There are three properties that make SVMs attractive for data scientists:[^621]
[^621]:Stuart Russell and Peter Norvig, Artificial Intelligence, A Modern Approach, Third Edition, Pearson, ISBN-13: 978-0-13-604259-4, 2010
>1. SVMs construct a maximum margin separator—a decision boundary with the largest possible distance to example points. This helps them generalize well.
>
>2. SVMs create a linear separating hyperplane, but they have the ability to embed the data into a higher-dimensional space, using the so-called kernel trick. Often, data that are not linearly separable in the original input space are easily separable in the higher- dimensional space. The high-dimensional linear separator is actually nonlinear in the original space. This means the hypothesis space is greatly expanded over methods that use strictly linear representations.
>
>3. SVMs are a nonparametric method—they retain training examples and potentially need to store them all. On the other hand, in practice they often end up retaining only a small fraction of the number of examples—sometimes as few as a small constant times the number of dimensions. Thus SVMs combine the advantages of nonparametric and parametric models: they have the flexibility to represent complex functions, but they are resistant to overfitting.
## SVM Conclusion
SVM has shown that it is very versatile. Using the same amino acid dataset and by changing the type of function used to build the decision boundary one can get results in the high 90%. Even the linear SVM with no kernel transformation is able to find a hyperplane that with no more tuning than choosing a large enough range for the cost function.
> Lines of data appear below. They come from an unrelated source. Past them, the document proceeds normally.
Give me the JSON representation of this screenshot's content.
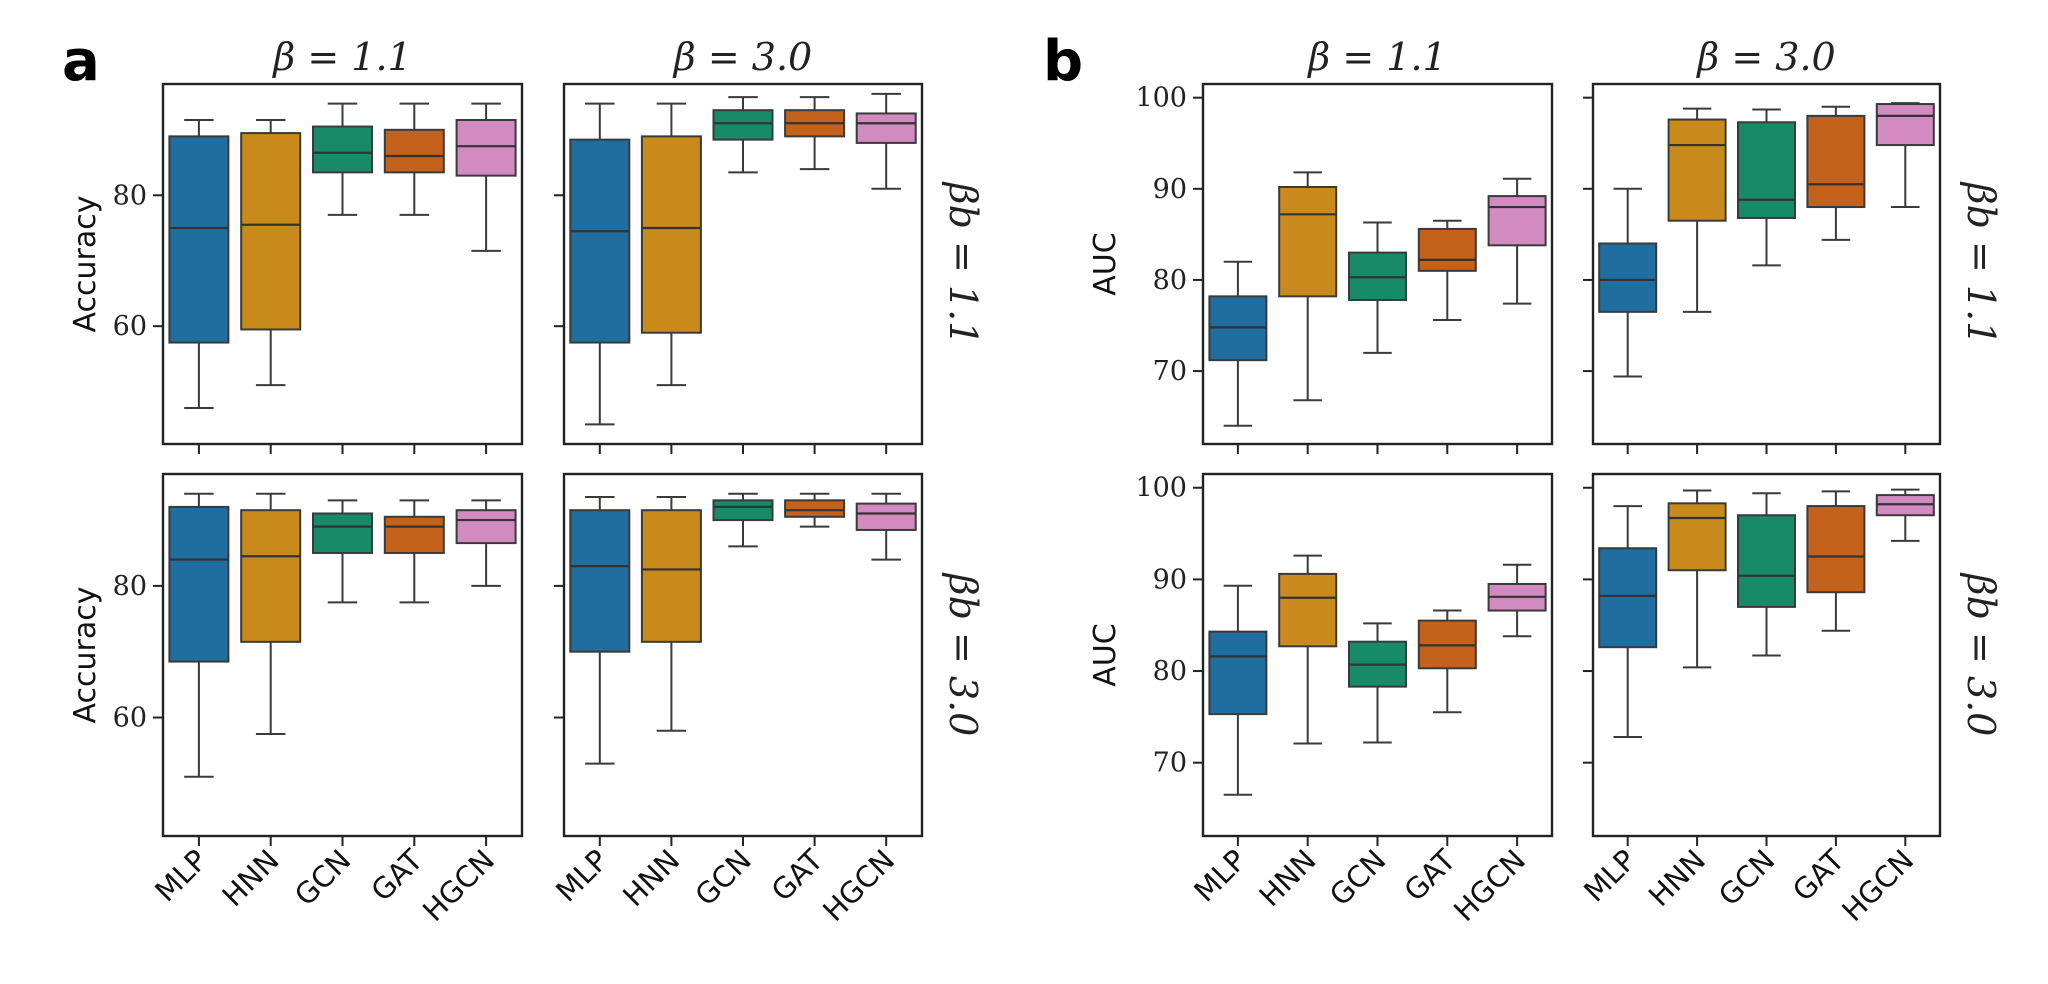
{
  "figure": {
    "panel_labels": [
      "a",
      "b"
    ],
    "column_titles": [
      "β = 1.1",
      "β = 3.0"
    ],
    "row_labels": [
      "βb = 1.1",
      "βb = 3.0"
    ]
  },
  "colors": {
    "MLP": "#1f6e9f",
    "HNN": "#c98a1c",
    "GCN": "#178a68",
    "GAT": "#c4611b",
    "HGCN": "#d18bc0"
  },
  "chart_data": [
    {
      "panel": "a",
      "type": "box",
      "metric": "Accuracy",
      "categories": [
        "MLP",
        "HNN",
        "GCN",
        "GAT",
        "HGCN"
      ],
      "ylabel": "Accuracy",
      "yticks": [
        60,
        80
      ],
      "ylim": [
        42,
        97
      ],
      "subplots": [
        {
          "title": "β = 1.1",
          "row_label": "βb = 1.1",
          "boxes": [
            {
              "min": 47.5,
              "q1": 57.5,
              "median": 75,
              "q3": 89,
              "max": 91.5
            },
            {
              "min": 51,
              "q1": 59.5,
              "median": 75.5,
              "q3": 89.5,
              "max": 91.5
            },
            {
              "min": 77,
              "q1": 83.5,
              "median": 86.5,
              "q3": 90.5,
              "max": 94
            },
            {
              "min": 77,
              "q1": 83.5,
              "median": 86,
              "q3": 90,
              "max": 94
            },
            {
              "min": 71.5,
              "q1": 83,
              "median": 87.5,
              "q3": 91.5,
              "max": 94
            }
          ]
        },
        {
          "title": "β = 3.0",
          "row_label": "βb = 1.1",
          "boxes": [
            {
              "min": 45,
              "q1": 57.5,
              "median": 74.5,
              "q3": 88.5,
              "max": 94
            },
            {
              "min": 51,
              "q1": 59,
              "median": 75,
              "q3": 89,
              "max": 94
            },
            {
              "min": 83.5,
              "q1": 88.5,
              "median": 91,
              "q3": 93,
              "max": 95
            },
            {
              "min": 84,
              "q1": 89,
              "median": 91,
              "q3": 93,
              "max": 95
            },
            {
              "min": 81,
              "q1": 88,
              "median": 91,
              "q3": 92.5,
              "max": 95.5
            }
          ]
        },
        {
          "title": "β = 1.1",
          "row_label": "βb = 3.0",
          "boxes": [
            {
              "min": 51,
              "q1": 68.5,
              "median": 84,
              "q3": 92,
              "max": 94
            },
            {
              "min": 57.5,
              "q1": 71.5,
              "median": 84.5,
              "q3": 91.5,
              "max": 94
            },
            {
              "min": 77.5,
              "q1": 85,
              "median": 89,
              "q3": 91,
              "max": 93
            },
            {
              "min": 77.5,
              "q1": 85,
              "median": 89,
              "q3": 90.5,
              "max": 93
            },
            {
              "min": 80,
              "q1": 86.5,
              "median": 90,
              "q3": 91.5,
              "max": 93
            }
          ]
        },
        {
          "title": "β = 3.0",
          "row_label": "βb = 3.0",
          "boxes": [
            {
              "min": 53,
              "q1": 70,
              "median": 83,
              "q3": 91.5,
              "max": 93.5
            },
            {
              "min": 58,
              "q1": 71.5,
              "median": 82.5,
              "q3": 91.5,
              "max": 93.5
            },
            {
              "min": 86,
              "q1": 90,
              "median": 92,
              "q3": 93,
              "max": 94
            },
            {
              "min": 89,
              "q1": 90.5,
              "median": 91.5,
              "q3": 93,
              "max": 94
            },
            {
              "min": 84,
              "q1": 88.5,
              "median": 91,
              "q3": 92.5,
              "max": 94
            }
          ]
        }
      ]
    },
    {
      "panel": "b",
      "type": "box",
      "metric": "AUC",
      "categories": [
        "MLP",
        "HNN",
        "GCN",
        "GAT",
        "HGCN"
      ],
      "ylabel": "AUC",
      "yticks": [
        70,
        80,
        90,
        100
      ],
      "ylim": [
        62,
        101.5
      ],
      "subplots": [
        {
          "title": "β = 1.1",
          "row_label": "βb = 1.1",
          "boxes": [
            {
              "min": 64,
              "q1": 71.2,
              "median": 74.8,
              "q3": 78.2,
              "max": 82
            },
            {
              "min": 66.8,
              "q1": 78.2,
              "median": 87.2,
              "q3": 90.2,
              "max": 91.8
            },
            {
              "min": 72,
              "q1": 77.8,
              "median": 80.3,
              "q3": 83,
              "max": 86.3
            },
            {
              "min": 75.6,
              "q1": 81,
              "median": 82.2,
              "q3": 85.6,
              "max": 86.5
            },
            {
              "min": 77.4,
              "q1": 83.8,
              "median": 88,
              "q3": 89.2,
              "max": 91.1
            }
          ]
        },
        {
          "title": "β = 3.0",
          "row_label": "βb = 1.1",
          "boxes": [
            {
              "min": 69.4,
              "q1": 76.5,
              "median": 80,
              "q3": 84,
              "max": 90
            },
            {
              "min": 76.5,
              "q1": 86.5,
              "median": 94.8,
              "q3": 97.6,
              "max": 98.8
            },
            {
              "min": 81.6,
              "q1": 86.8,
              "median": 88.8,
              "q3": 97.3,
              "max": 98.7
            },
            {
              "min": 84.4,
              "q1": 88,
              "median": 90.5,
              "q3": 98,
              "max": 99
            },
            {
              "min": 88,
              "q1": 94.8,
              "median": 98,
              "q3": 99.3,
              "max": 99.4
            }
          ]
        },
        {
          "title": "β = 1.1",
          "row_label": "βb = 3.0",
          "boxes": [
            {
              "min": 66.5,
              "q1": 75.3,
              "median": 81.6,
              "q3": 84.3,
              "max": 89.3
            },
            {
              "min": 72.1,
              "q1": 82.7,
              "median": 88,
              "q3": 90.6,
              "max": 92.6
            },
            {
              "min": 72.2,
              "q1": 78.3,
              "median": 80.7,
              "q3": 83.2,
              "max": 85.2
            },
            {
              "min": 75.5,
              "q1": 80.3,
              "median": 82.8,
              "q3": 85.5,
              "max": 86.6
            },
            {
              "min": 83.8,
              "q1": 86.6,
              "median": 88.1,
              "q3": 89.5,
              "max": 91.6
            }
          ]
        },
        {
          "title": "β = 3.0",
          "row_label": "βb = 3.0",
          "boxes": [
            {
              "min": 72.8,
              "q1": 82.6,
              "median": 88.2,
              "q3": 93.4,
              "max": 98
            },
            {
              "min": 80.4,
              "q1": 91,
              "median": 96.7,
              "q3": 98.3,
              "max": 99.7
            },
            {
              "min": 81.7,
              "q1": 87,
              "median": 90.4,
              "q3": 97,
              "max": 99.4
            },
            {
              "min": 84.4,
              "q1": 88.6,
              "median": 92.5,
              "q3": 98,
              "max": 99.6
            },
            {
              "min": 94.2,
              "q1": 97,
              "median": 98.2,
              "q3": 99.2,
              "max": 99.8
            }
          ]
        }
      ]
    }
  ]
}
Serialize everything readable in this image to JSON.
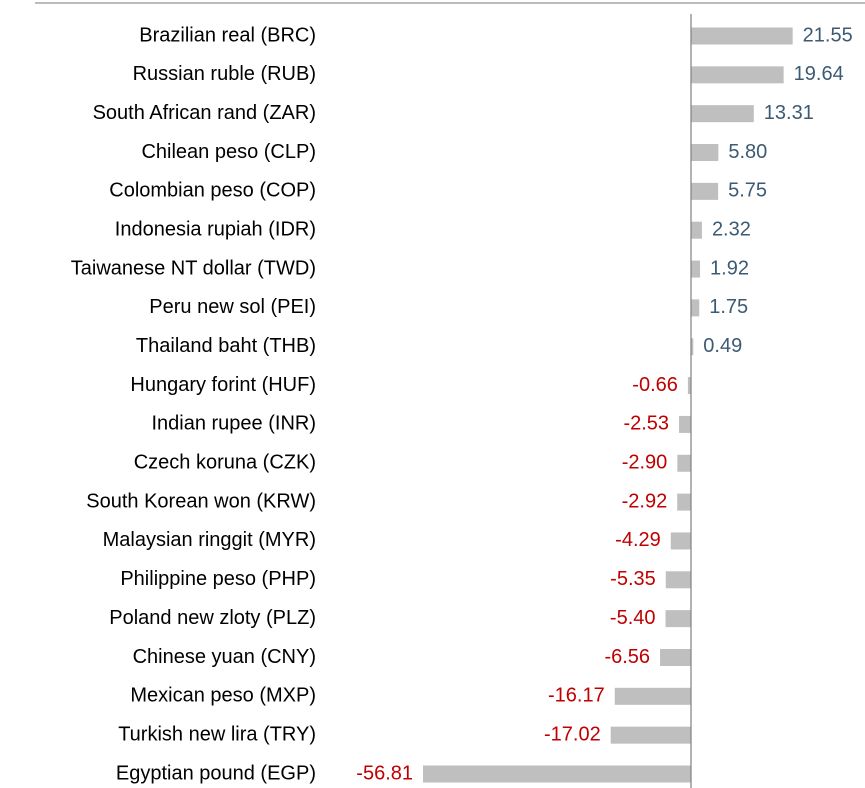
{
  "chart_data": {
    "type": "bar",
    "orientation": "horizontal",
    "categories": [
      "Brazilian real (BRC)",
      "Russian ruble (RUB)",
      "South African rand (ZAR)",
      "Chilean peso (CLP)",
      "Colombian peso (COP)",
      "Indonesia rupiah (IDR)",
      "Taiwanese NT dollar (TWD)",
      "Peru new sol (PEI)",
      "Thailand baht (THB)",
      "Hungary forint (HUF)",
      "Indian rupee (INR)",
      "Czech koruna (CZK)",
      "South Korean won (KRW)",
      "Malaysian ringgit (MYR)",
      "Philippine peso (PHP)",
      "Poland new zloty (PLZ)",
      "Chinese yuan (CNY)",
      "Mexican peso (MXP)",
      "Turkish new lira (TRY)",
      "Egyptian pound (EGP)"
    ],
    "values": [
      21.55,
      19.64,
      13.31,
      5.8,
      5.75,
      2.32,
      1.92,
      1.75,
      0.49,
      -0.66,
      -2.53,
      -2.9,
      -2.92,
      -4.29,
      -5.35,
      -5.4,
      -6.56,
      -16.17,
      -17.02,
      -56.81
    ],
    "value_labels": [
      "21.55",
      "19.64",
      "13.31",
      "5.80",
      "5.75",
      "2.32",
      "1.92",
      "1.75",
      "0.49",
      "-0.66",
      "-2.53",
      "-2.90",
      "-2.92",
      "-4.29",
      "-5.35",
      "-5.40",
      "-6.56",
      "-16.17",
      "-17.02",
      "-56.81"
    ],
    "color": "#bfbfbf",
    "positive_label_color": "#3d5a73",
    "negative_label_color": "#c00000"
  }
}
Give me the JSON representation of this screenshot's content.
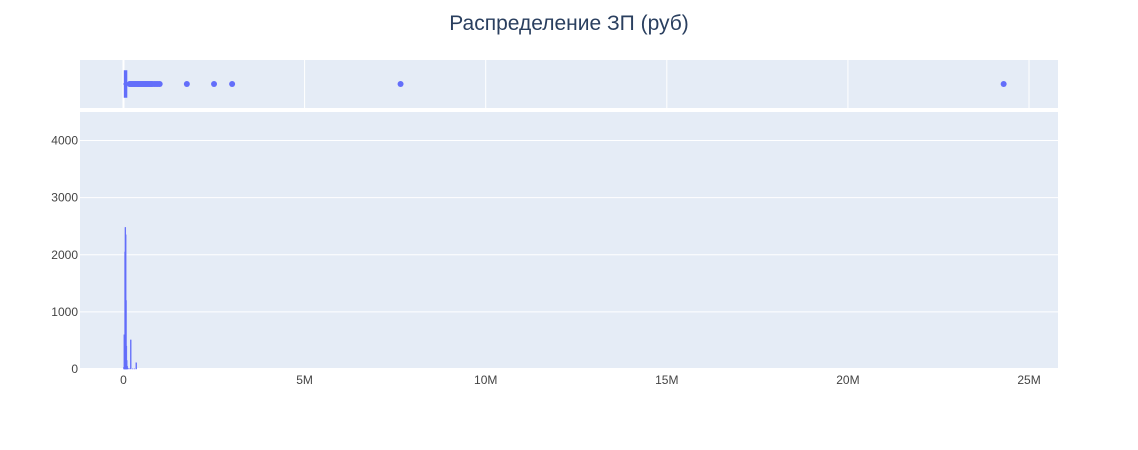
{
  "chart_data": {
    "type": "histogram",
    "title": "Распределение ЗП (руб)",
    "xlabel": "",
    "ylabel": "",
    "xlim": [
      -1200000,
      25800000
    ],
    "ylim": [
      0,
      4500
    ],
    "grid": true,
    "legend": "none",
    "x_ticks": [
      {
        "value": 0,
        "label": "0"
      },
      {
        "value": 5000000,
        "label": "5M"
      },
      {
        "value": 10000000,
        "label": "10M"
      },
      {
        "value": 15000000,
        "label": "15M"
      },
      {
        "value": 20000000,
        "label": "20M"
      },
      {
        "value": 25000000,
        "label": "25M"
      }
    ],
    "y_ticks": [
      {
        "value": 0,
        "label": "0"
      },
      {
        "value": 1000,
        "label": "1000"
      },
      {
        "value": 2000,
        "label": "2000"
      },
      {
        "value": 3000,
        "label": "3000"
      },
      {
        "value": 4000,
        "label": "4000"
      }
    ],
    "histogram_bins": [
      {
        "x0": 0,
        "x1": 10000,
        "count": 30
      },
      {
        "x0": 10000,
        "x1": 20000,
        "count": 600
      },
      {
        "x0": 20000,
        "x1": 30000,
        "count": 580
      },
      {
        "x0": 30000,
        "x1": 40000,
        "count": 2050
      },
      {
        "x0": 40000,
        "x1": 50000,
        "count": 2480
      },
      {
        "x0": 50000,
        "x1": 60000,
        "count": 2350
      },
      {
        "x0": 60000,
        "x1": 70000,
        "count": 1200
      },
      {
        "x0": 70000,
        "x1": 80000,
        "count": 400
      },
      {
        "x0": 80000,
        "x1": 90000,
        "count": 150
      },
      {
        "x0": 90000,
        "x1": 100000,
        "count": 50
      },
      {
        "x0": 100000,
        "x1": 110000,
        "count": 20
      },
      {
        "x0": 140000,
        "x1": 150000,
        "count": 10
      },
      {
        "x0": 190000,
        "x1": 200000,
        "count": 510
      },
      {
        "x0": 240000,
        "x1": 250000,
        "count": 5
      },
      {
        "x0": 290000,
        "x1": 300000,
        "count": 5
      },
      {
        "x0": 340000,
        "x1": 350000,
        "count": 110
      }
    ],
    "box": {
      "q1": 30000,
      "median": 50000,
      "q3": 80000,
      "whisker_low": 0,
      "whisker_high": 150000
    },
    "outliers": [
      170000,
      200000,
      230000,
      260000,
      290000,
      320000,
      350000,
      380000,
      410000,
      440000,
      470000,
      500000,
      530000,
      560000,
      590000,
      620000,
      650000,
      680000,
      710000,
      740000,
      770000,
      800000,
      850000,
      900000,
      950000,
      1000000,
      1750000,
      2500000,
      3000000,
      7650000,
      24300000
    ],
    "colors": {
      "trace": "#636efa",
      "plot_bg": "#e5ecf6",
      "grid": "#ffffff",
      "title": "#2a3f5f",
      "tick": "#444444"
    }
  }
}
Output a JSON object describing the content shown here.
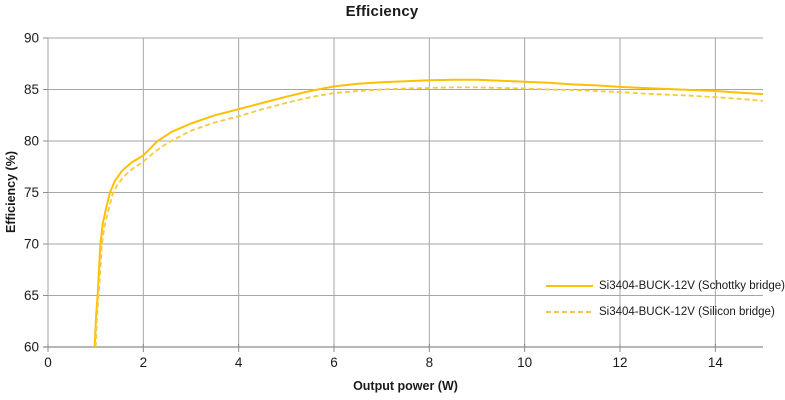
{
  "chart_data": {
    "type": "line",
    "title": "Efficiency",
    "xlabel": "Output power (W)",
    "ylabel": "Efficiency (%)",
    "xlim": [
      0,
      15
    ],
    "ylim": [
      60,
      90
    ],
    "x_ticks": [
      0,
      2,
      4,
      6,
      8,
      10,
      12,
      14
    ],
    "x_tick_labels": [
      "0",
      "2",
      "4",
      "6",
      "8",
      "10",
      "12",
      "14"
    ],
    "y_ticks": [
      60,
      65,
      70,
      75,
      80,
      85,
      90
    ],
    "y_tick_labels": [
      "60",
      "65",
      "70",
      "75",
      "80",
      "85",
      "90"
    ],
    "grid": true,
    "legend_position": "inside-bottom-right",
    "colors": {
      "gridline": "#a6a6a6",
      "axis": "#8c8c8c",
      "text": "#1a1a1a",
      "background": "#ffffff"
    },
    "series": [
      {
        "name": "Si3404-BUCK-12V (Schottky bridge)",
        "style": "solid",
        "color": "#fdc005",
        "points": [
          [
            0.98,
            60
          ],
          [
            1.01,
            63
          ],
          [
            1.04,
            65
          ],
          [
            1.07,
            67.5
          ],
          [
            1.1,
            70
          ],
          [
            1.15,
            72
          ],
          [
            1.22,
            73.5
          ],
          [
            1.3,
            75
          ],
          [
            1.4,
            76.1
          ],
          [
            1.55,
            77.1
          ],
          [
            1.75,
            77.9
          ],
          [
            2.0,
            78.6
          ],
          [
            2.3,
            80.0
          ],
          [
            2.6,
            80.9
          ],
          [
            3.0,
            81.7
          ],
          [
            3.5,
            82.5
          ],
          [
            4.0,
            83.1
          ],
          [
            4.5,
            83.7
          ],
          [
            5.0,
            84.3
          ],
          [
            5.5,
            84.85
          ],
          [
            6.0,
            85.3
          ],
          [
            6.5,
            85.55
          ],
          [
            7.0,
            85.7
          ],
          [
            7.5,
            85.8
          ],
          [
            8.0,
            85.9
          ],
          [
            8.5,
            85.95
          ],
          [
            9.0,
            85.95
          ],
          [
            9.5,
            85.85
          ],
          [
            10.0,
            85.75
          ],
          [
            10.5,
            85.65
          ],
          [
            11.0,
            85.5
          ],
          [
            11.5,
            85.4
          ],
          [
            12.0,
            85.25
          ],
          [
            12.5,
            85.15
          ],
          [
            13.0,
            85.05
          ],
          [
            13.5,
            84.95
          ],
          [
            14.0,
            84.85
          ],
          [
            14.5,
            84.7
          ],
          [
            15.0,
            84.55
          ]
        ]
      },
      {
        "name": "Si3404-BUCK-12V (Silicon bridge)",
        "style": "dashed",
        "color": "#f6ca3d",
        "points": [
          [
            1.0,
            60
          ],
          [
            1.03,
            63
          ],
          [
            1.06,
            65
          ],
          [
            1.1,
            67.5
          ],
          [
            1.13,
            70
          ],
          [
            1.19,
            71.8
          ],
          [
            1.27,
            73.3
          ],
          [
            1.35,
            74.8
          ],
          [
            1.45,
            75.7
          ],
          [
            1.6,
            76.6
          ],
          [
            1.8,
            77.4
          ],
          [
            2.0,
            78.0
          ],
          [
            2.25,
            79.0
          ],
          [
            2.5,
            79.8
          ],
          [
            3.0,
            81.0
          ],
          [
            3.5,
            81.8
          ],
          [
            4.0,
            82.4
          ],
          [
            4.5,
            83.1
          ],
          [
            5.0,
            83.7
          ],
          [
            5.5,
            84.25
          ],
          [
            6.0,
            84.65
          ],
          [
            6.5,
            84.85
          ],
          [
            7.0,
            85.0
          ],
          [
            7.5,
            85.1
          ],
          [
            8.0,
            85.15
          ],
          [
            8.5,
            85.2
          ],
          [
            9.0,
            85.2
          ],
          [
            9.5,
            85.15
          ],
          [
            10.0,
            85.1
          ],
          [
            10.5,
            85.0
          ],
          [
            11.0,
            84.95
          ],
          [
            11.5,
            84.85
          ],
          [
            12.0,
            84.75
          ],
          [
            12.5,
            84.6
          ],
          [
            13.0,
            84.5
          ],
          [
            13.5,
            84.4
          ],
          [
            14.0,
            84.25
          ],
          [
            14.5,
            84.1
          ],
          [
            15.0,
            83.9
          ]
        ]
      }
    ]
  }
}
It was seen that using a range for the cost starting at $2^5$ and progressing toward $2^{-15}$, stepping by one log, a wide range can be tested. Once the cost function range is narrowed a finer tuning can be carried out using one-quarter or one-half log steps. This further narrowing of the cost function may not need to be done since the one log steps seems anecdotally sufficient. This is an easy and powerful tool.